Le président ukrainien Viktor Ianoukovitch a accepté lundi l'idée de pourparlers avec l'opposition afin de trouver une sortie à la crise politique que traverse le pays depuis son refus d'un rapprochement avec l'UE.

Au lendemain d'une manifestation réunissant des centaines de milliers de personnes à Kiev et alors que des centaines de personnes restaient dans la rue lundi malgré de fortes chutes de neige, le chef de l'État a annoncé une rencontre dès mardi avec les trois ex-présidents du pays pour évoquer la mobilisation en cours.

Léonid Kravtchouk, le premier président de l'Ukraine indépendante, Léonid Koutchma, dont M. Ianoukovitch a été le premier ministre, et Viktor Iouchtchenko, sorti vainqueur de la Révolution orange de 2004, avaient apporté la semaine dernière leur soutien au mouvement.

Cette rencontre doit poser les bases de pourparlers réunissant pouvoir et opposition dans le but de «trouver un compromis».

Elle coïncidera avec l'arrivée à Kiev de la chef de la diplomatie européenne, Catherine Ashton, pour une mission de conciliation avec en vue «la recherche d'une solution politique».

«Il ne s'agit pas d'une médiation formelle», l'UE ne prétend pas régler la crise, une tâche qui revient «aux forces politiques ukraniennes», a souligné la commission européenne.

Le ministre français des affaires étrangères doit recevoir mercredi l'un des leaders de l'opposition, le boxeur Vitali Klitschko.

Les opposants réclament le départ de M. Ianoukovitch, à qui ils reprochent d'avoir renoncé fin novembre à la signature d'un accord d'association avec l'UE au profit d'un rapprochement avec la Russie.

La mobilisation, sans précédent depuis la Révolution orange, a été renforcée par les violences que les forces anti-émeute sont accusées d'avoir commises contre de jeunes manifestants le 30 novembre, puis par une escale vendredi du président ukrainien en Russie, pour des entretiens avec son homologue russe Vladimir Poutine.
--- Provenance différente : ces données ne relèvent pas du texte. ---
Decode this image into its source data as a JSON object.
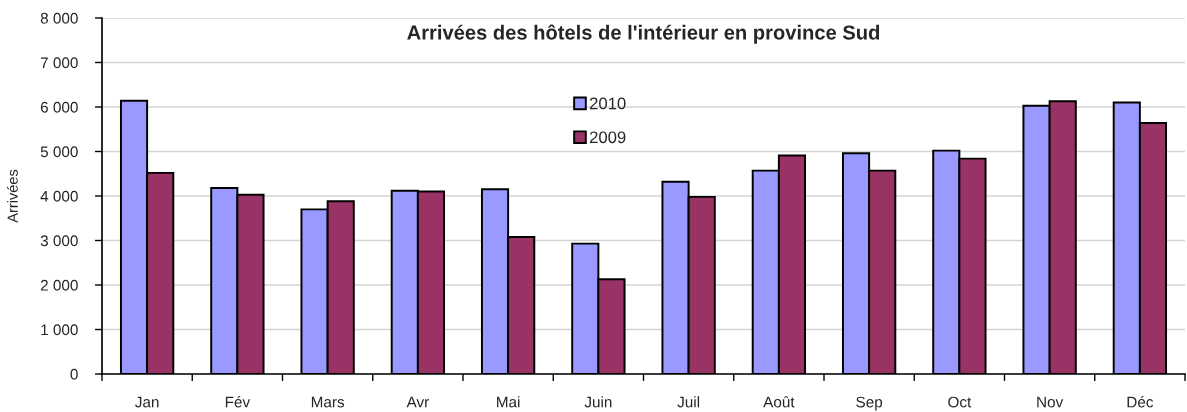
{
  "chart_data": {
    "type": "bar",
    "title": "Arrivées des hôtels de l'intérieur en province Sud",
    "ylabel": "Arrivées",
    "categories": [
      "Jan",
      "Fév",
      "Mars",
      "Avr",
      "Mai",
      "Juin",
      "Juil",
      "Août",
      "Sep",
      "Oct",
      "Nov",
      "Déc"
    ],
    "series": [
      {
        "name": "2010",
        "color": "#9999ff",
        "values": [
          6140,
          4180,
          3700,
          4120,
          4150,
          2930,
          4320,
          4570,
          4960,
          5020,
          6030,
          6100
        ]
      },
      {
        "name": "2009",
        "color": "#993366",
        "values": [
          4520,
          4030,
          3880,
          4100,
          3080,
          2130,
          3980,
          4910,
          4570,
          4840,
          6130,
          5640
        ]
      }
    ],
    "ylim": [
      0,
      8000
    ],
    "yticks": [
      0,
      {
        "value": 1000,
        "label": "1 000"
      },
      {
        "value": 2000,
        "label": "2 000"
      },
      {
        "value": 3000,
        "label": "3 000"
      },
      {
        "value": 4000,
        "label": "4 000"
      },
      {
        "value": 5000,
        "label": "5 000"
      },
      {
        "value": 6000,
        "label": "6 000"
      },
      {
        "value": 7000,
        "label": "7 000"
      },
      {
        "value": 8000,
        "label": "8 000"
      }
    ],
    "grid": "y",
    "legend": "top"
  }
}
L'opposition estime que M. Ianoukovitch prépare en secret l'entrée de l'Ukraine, en grandes difficultés économiques et financières, dans l'Union douanière menée par Moscou avec d'ex-républiques soviétiques.

Dimanche a eu lieu un nouveau rassemblement massif à Kiev d'environ 300 000 manifestants, selon les estimations de l'AFP, et d'autres de dizaines de milliers de personnes dans d'autres villes du pays.

La journée s'est terminée par le déboulonnage très symbolique d'une statue de Lénine, symbole de la domination de Moscou sur l'Ukraine à l'époque soviétique, par quelques dizaines de manifestants, issus notamment du parti ultra-nationaliste Svoboda.

Lundi, des centaines de manifestants continuaient de tenir les barricades dans le quartier voisin abritant les principaux sièges du pouvoir (présidence, parlement, siège du gouvernement...), pratiquement paralysé.

«Nous voulons montrer que nous sommes là, que nous allons tenir», a déclaré Iouri Maïboroda, 53 ans, installé à côté d'une barricade, le bonnet recouvert de neige.

«C'est impossible de faire marche arrière», a confirmé à ses côtés Volodymyr Kiblyk, venu comme lui il y a deux semaines de la ville de Znamenka, dans le centre du pays de 46 millions d'habitants.

Un rassemblement du Parti des régions du président réunissait plusieurs centaines de personnes à proximité, dans un parc jouxtant le parlement.

Le pouvoir a haussé le ton ces derniers jours contre les manifestants, exigeant la fin de l'occupation de certains bâtiments publics et ouvrant une enquête pour une tentative de prise illégale du pouvoir.

Ajoutant à la tension, les autorités ukrainiennes ont évacué lundi les stations du métro desservant la place de l'Indépendance, pour une alerte à la bombe.

Des policiers casqués se sont postés en nombre sur le boulevard Khrechtchatik qui y mène, ce que l'opposition a vu comme une tentative de pression.

«Le pouvoir essaye d'exercer une pression psychologique et de nous effrayer mais les gens se sont rassemblés ici et vont y rester», a dénoncé dans un communiqué Vitali Klitschko.